By Scott Spreier.
Breathe in … breathe out ….
If you’ve come to worship this morning under a dark cloud, you’re not alone. ’Tis the season of scapegoating; a season in which we twist Christ’s assertion that it’s “more blessed to give …” and anoint evil and blame on others in order to make ourselves feel better — even holier — than them.
Be it religion or race, politics or global conflict, even March Madness, we just can’t help but demonize those we disagree with, those we see as different from us. It’s habit forming. Even before our morning coffee we turn to our favorite media outlet to see who’s trashing whom. No wonder the U.S. is ranked the second most depressed nation globally, just behind — surprise — Ukraine.

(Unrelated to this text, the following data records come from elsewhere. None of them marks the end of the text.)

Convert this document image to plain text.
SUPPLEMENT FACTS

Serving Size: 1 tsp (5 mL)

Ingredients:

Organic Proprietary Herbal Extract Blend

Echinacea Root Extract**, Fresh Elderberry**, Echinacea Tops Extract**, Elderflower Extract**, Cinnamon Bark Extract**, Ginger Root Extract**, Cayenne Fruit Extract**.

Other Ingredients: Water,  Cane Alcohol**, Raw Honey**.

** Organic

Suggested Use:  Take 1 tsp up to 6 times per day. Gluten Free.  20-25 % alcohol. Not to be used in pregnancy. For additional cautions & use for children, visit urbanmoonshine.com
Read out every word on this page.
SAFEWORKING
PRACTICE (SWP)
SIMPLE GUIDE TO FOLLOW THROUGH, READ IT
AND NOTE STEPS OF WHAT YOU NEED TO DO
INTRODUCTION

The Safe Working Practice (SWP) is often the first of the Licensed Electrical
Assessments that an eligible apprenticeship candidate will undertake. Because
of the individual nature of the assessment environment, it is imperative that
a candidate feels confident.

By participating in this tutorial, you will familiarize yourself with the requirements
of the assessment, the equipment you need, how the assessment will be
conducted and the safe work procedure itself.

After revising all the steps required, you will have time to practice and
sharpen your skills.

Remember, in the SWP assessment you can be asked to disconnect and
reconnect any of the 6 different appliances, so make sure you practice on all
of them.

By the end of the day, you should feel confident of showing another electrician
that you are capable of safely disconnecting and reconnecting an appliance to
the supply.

So where can we find hope and joy in these troubled times? For me, the first is easy: worshiping at Wilshire. I continually find joy and hope in our community — in its people and the message of hope I hear through word and song. Finding it elsewhere is trickier. We must seek it out, sometimes in unusual places.
Like prison.
Recently I started spending an afternoon every week or so at a state correctional facility, discussing life with a group of young felons. On returning home after one session, my wife, Jeanne, asked why I was always so happy when I came home from prison. Good question. It wasn’t that I was doing “good work.” Rather, it was discussing everyday life with a community of incarcerated men who seemed happier and more positive than most of us on the outside. After much study and self-reflection, these men have taken full responsibility for their pre-prison life. There is no finger pointing, no scapegoating, but rather an atmosphere of hope and joy.

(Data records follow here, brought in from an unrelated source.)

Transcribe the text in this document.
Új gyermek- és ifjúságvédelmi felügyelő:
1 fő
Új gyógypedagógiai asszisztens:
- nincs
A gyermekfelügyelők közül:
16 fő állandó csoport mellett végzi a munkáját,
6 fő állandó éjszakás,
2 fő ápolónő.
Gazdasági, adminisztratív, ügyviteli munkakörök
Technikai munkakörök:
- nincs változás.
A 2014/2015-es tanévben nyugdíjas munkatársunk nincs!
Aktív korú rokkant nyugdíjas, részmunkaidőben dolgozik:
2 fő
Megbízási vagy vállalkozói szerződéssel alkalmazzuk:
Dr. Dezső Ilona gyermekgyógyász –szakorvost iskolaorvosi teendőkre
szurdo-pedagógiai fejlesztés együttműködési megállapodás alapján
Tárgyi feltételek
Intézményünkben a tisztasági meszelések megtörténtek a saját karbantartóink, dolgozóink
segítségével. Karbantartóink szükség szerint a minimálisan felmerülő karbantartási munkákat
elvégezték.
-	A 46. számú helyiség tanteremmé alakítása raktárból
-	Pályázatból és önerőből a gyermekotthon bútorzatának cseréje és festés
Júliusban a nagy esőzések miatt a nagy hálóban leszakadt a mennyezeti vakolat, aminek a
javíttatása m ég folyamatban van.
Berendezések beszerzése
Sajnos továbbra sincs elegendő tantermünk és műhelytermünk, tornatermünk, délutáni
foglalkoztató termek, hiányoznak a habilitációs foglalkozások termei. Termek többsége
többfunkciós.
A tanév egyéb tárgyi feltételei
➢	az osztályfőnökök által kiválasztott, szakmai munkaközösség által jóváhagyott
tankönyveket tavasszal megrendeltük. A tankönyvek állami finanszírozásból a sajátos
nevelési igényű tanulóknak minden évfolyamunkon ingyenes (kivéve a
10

Intentionally or not, they have discovered something we often overlook: We are all God’s children. As the Trappist monk Thomas Merton observed, just as a tree gives glory to God by being a tree, we give glory to God by being the humans God created us to be. These men also reminded me, again to quote Merton, that “we should not be too sure of having found Christ in ourselves until we have found Him also in that part of humanity that is most remote from our own.”
As God’s children, perhaps it’s time we all stopped scapegoating and started listening to and understanding one another.
Breathe in … breathe out … and be at peace.